The length of the binary string defines the rank of the data space,
i.e. the maximum depth of a data tree within the space. The enum must contain
members for each permutation of the bit string (e.g. for 2 dimensions, there
must be members corresponding to the values 0b00, 0b01, 0b10, 0b11).
For example, in imaging studies scannings sessions are typically organised by analysis group (e.g. test & control), membership within the group (i.e matched subject ID) and time-points for longitudinal studies. In this case, we can visualise the imaging sessions arranged in a 3-D grid along the group, member, and timepoint axes. Note that datasets that only contain one group or time-point can still be represented in this space, and just be singleton along the corresponding axis.
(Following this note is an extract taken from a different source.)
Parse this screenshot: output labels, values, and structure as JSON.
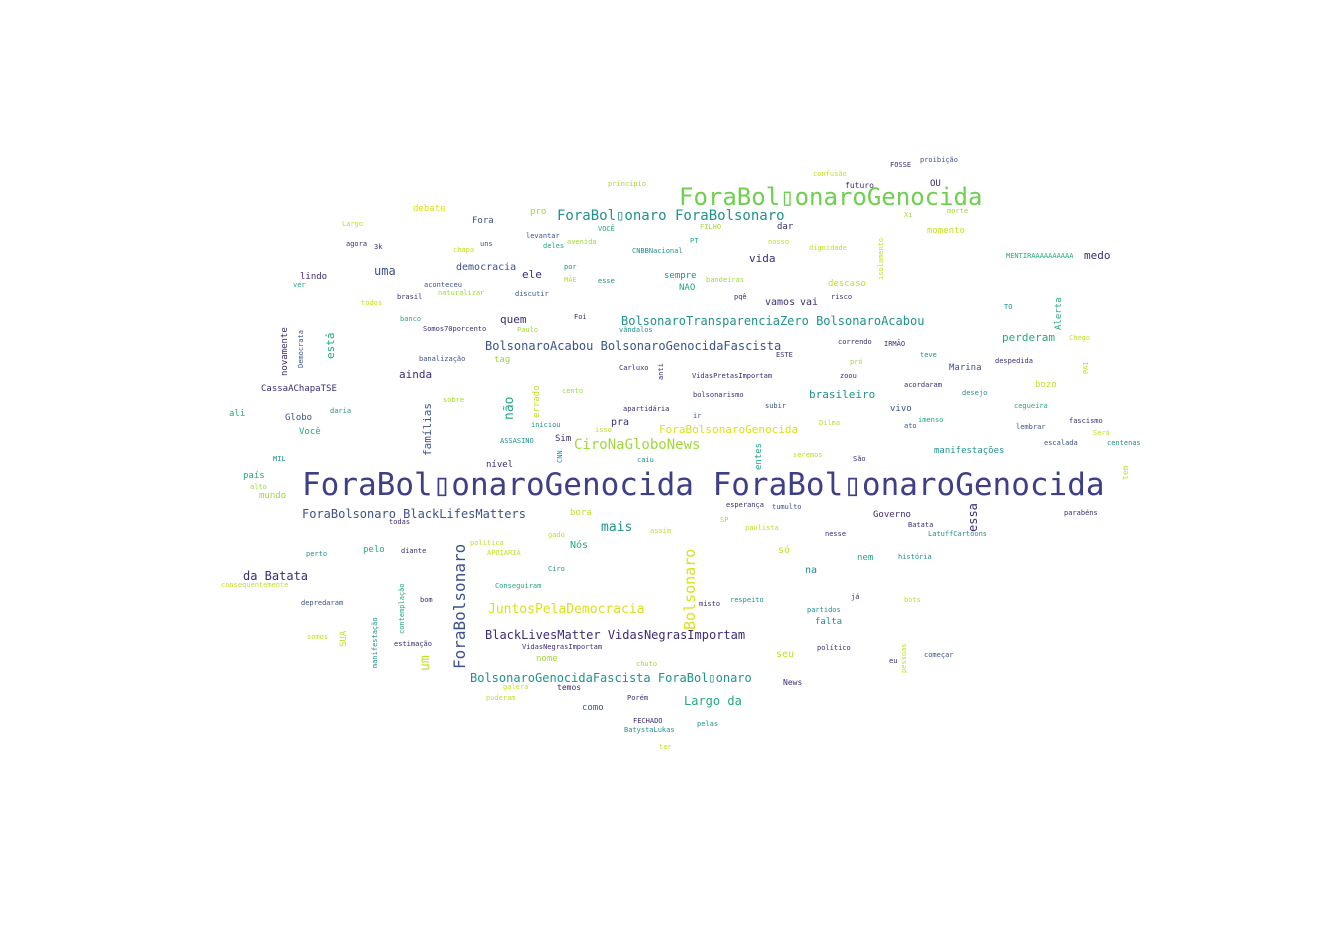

All axes should be included as members of a DataSpace subclass enum with orthogonal binary vector values, e.g.:
member = 0b001
group = 0b010
timepoint = 0b100
The axis that is most often non-singleton should be given the smallest bit as this will be assumed to be the default when there is only one layer in the data tree, e.g. imaging datasets will not always have different groups or time-points but will always have different members (which are equivalent to subjects when there is only one group).
The “leaf rows” of a data tree, imaging sessions in this example, will be the bitwise-and of the dimension vectors, i.e. an imaging session is uniquely defined by its member, group and timepoint ID.:
session = 0b111
In addition to the data items stored in leaf rows, some data, particularly derivatives, may be stored in the dataset along a particular dimension, at a lower “row_frequency” than ‘per session’. For example, brain templates are sometimes calculated ‘per group’. Additionally, data can also be stored in aggregated rows that across a plane of the grid. These frequencies should also be added to the enum, i.e. all permutations of the base dimensions must be included and given intuitive names if possible:
subject = 0b011 - uniquely identified subject within in the dataset.
batch = 0b110 - separate group + timepoint combinations
matchedpoint = 0b101 - matched members and time-points aggregated across groups
Finally, for items that are singular across the whole dataset there should also be a dataset-wide member with value=0:
dataset = 0b000
For example, if you wanted to analyse daily recordings from various weather stations you could define a 2-dimensional “Weather” data space with axes for the date and weather station of the recordings, with the following code
from arcana.core.data.space import DataSpace
class Weather(DataSpace):
# Define the axes of the dataspace
timepoint = 0b01
station = 0b10
# Name the leaf and root frequencies of the data space
recording = 0b11
dataset = 0b00
Note
All permutations of N-D binary strings need to be named within the enum.